Cashback mortgages
When comparing mortgage options, most attention is usually placed on interest rates and monthly repayments. However, some lenders turn this on its head by offering money back to the borrower. Cashback mortgages are a legitimate feature of the UK mortgage market and are designed to provide extra funds at one of the most expensive points in the homebuying process.
With this type of mortgage, the lender pays you a cash sum as part of the deal. This payment is usually released at completion, when you receive the keys, or shortly afterwards. Once paid, the money is yours to use as you see fit.
For many buyers, this extra cash can help ease the pressure of moving costs, which often arrive all at once. It can be used to cover expenses such as legal fees, Stamp Duty Land Tax, removal costs, surveys, or even essential furnishings and early improvements.

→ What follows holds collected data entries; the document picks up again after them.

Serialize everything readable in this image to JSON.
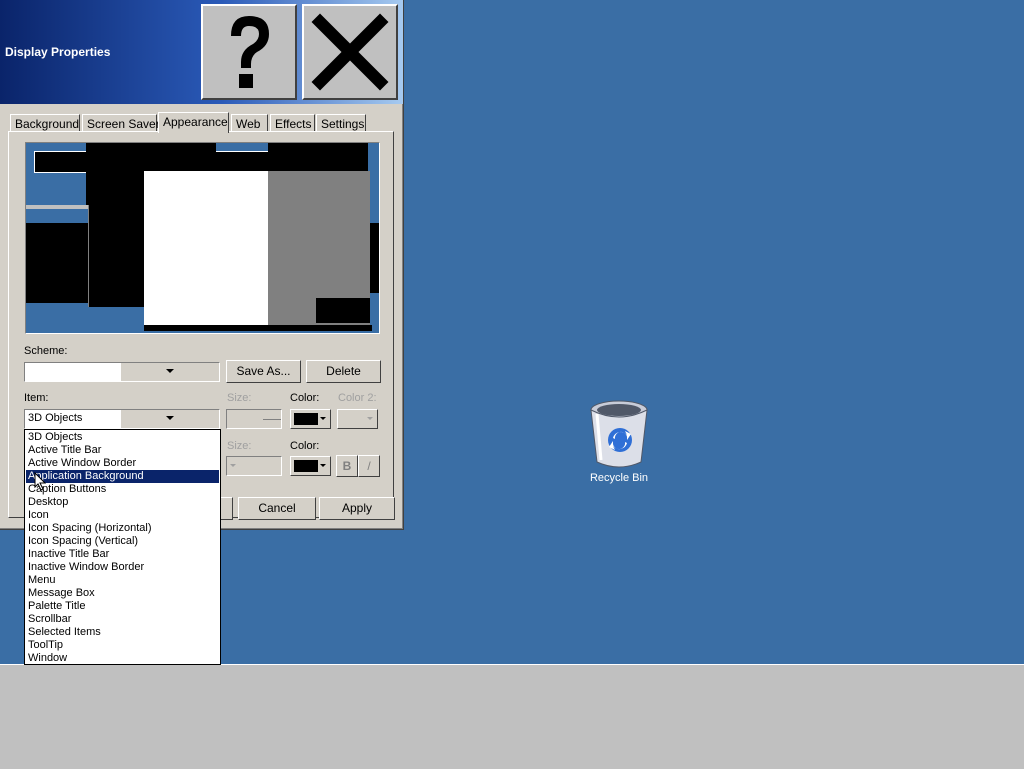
{
  "dialog": {
    "title": "Display Properties",
    "help_icon": "question-mark-icon",
    "close_icon": "close-x-icon"
  },
  "tabs": [
    {
      "label": "Background"
    },
    {
      "label": "Screen Saver"
    },
    {
      "label": "Appearance"
    },
    {
      "label": "Web"
    },
    {
      "label": "Effects"
    },
    {
      "label": "Settings"
    }
  ],
  "active_tab": "Appearance",
  "appearance": {
    "scheme_label": "Scheme:",
    "scheme_value": "",
    "save_as_label": "Save As...",
    "delete_label": "Delete",
    "item_label": "Item:",
    "item_value": "3D Objects",
    "size_label": "Size:",
    "color_label": "Color:",
    "color2_label": "Color 2:",
    "font_size_label": "Size:",
    "font_color_label": "Color:",
    "bold_label": "B",
    "italic_label": "/",
    "item_color": "#000000",
    "font_color": "#000000"
  },
  "item_list": {
    "items": [
      "3D Objects",
      "Active Title Bar",
      "Active Window Border",
      "Application Background",
      "Caption Buttons",
      "Desktop",
      "Icon",
      "Icon Spacing (Horizontal)",
      "Icon Spacing (Vertical)",
      "Inactive Title Bar",
      "Inactive Window Border",
      "Menu",
      "Message Box",
      "Palette Title",
      "Scrollbar",
      "Selected Items",
      "ToolTip",
      "Window"
    ],
    "selected": "Application Background"
  },
  "footer": {
    "cancel_label": "Cancel",
    "apply_label": "Apply"
  },
  "desktop": {
    "recycle_bin_label": "Recycle Bin",
    "background_color": "#3a6ea5"
  }
}
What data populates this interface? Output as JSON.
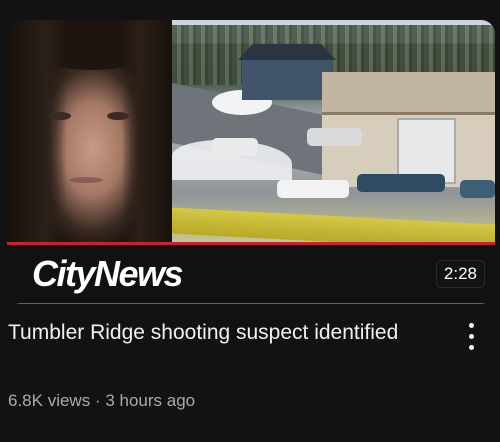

How cashback amounts are worked out
The amount you receive varies depending on the lender and the specific mortgage product.
In most cases, cashback is offered in one of two ways.
Fixed cashback amounts
Many lenders provide a set sum, such as £250, £500, or £1,000. This figure does not change based on the size of your mortgage and is agreed upfront.
Percentage-based cashback
Less commonly, cashback may be calculated as a percentage of the mortgage amount. For example, a 1% cashback offer on a £200,000 mortgage would result in £2,000 being paid to you. While rarer, these deals can be more attractive for larger loans.
Some lenders may also require you to hold, or open, a current account with them in order to qualify for certain cashback offers.
Understanding the trade-offs
Although cashback can be appealing, it is important to consider the overall cost of the mortgage. Lenders typically recover the cost of cashback through other elements of the deal.
Cashback incentives are often linked to particular mortgage types, such as tracker or standard variable rate products, though fixed-rate cashback deals do exist. In some cases, the interest rate on a cashback mortgage may be higher than a similar product without the incentive.
It is worth comparing the long-term cost carefully. A higher interest rate could outweigh the upfront benefit. For example, paying an additional £50 per month over two years would total £1,200, which would exceed a £500 cashback payment.
Early repayment charges and clawback clauses
Cashback mortgages can come with tighter restrictions if you want to leave the deal early. Because the lender has paid money upfront, they often include early repayment charges if you repay the mortgage or switch deals before the agreed period ends.
Some products also include a cashback clawback clause. This means you may be required to repay part, or all, of the cashback if you exit the mortgage within a specified timeframe.
Who cashback mortgages tend to suit
Cashback mortgages can be particularly helpful for first-time buyers or anyone whose savings are stretched by upfront moving costs. The additional funds can provide breathing space at a time when expenses are highest.
However, if you already have sufficient savings to cover fees and furnishings, a mortgage with a lower interest rate and no cashback may be more cost-effective over the longer term.
YOUR HOME MAY BE REPOSSESSED IF YOU DO NOT KEEP UP REPAYMENTS ON YOUR MORTGAGE.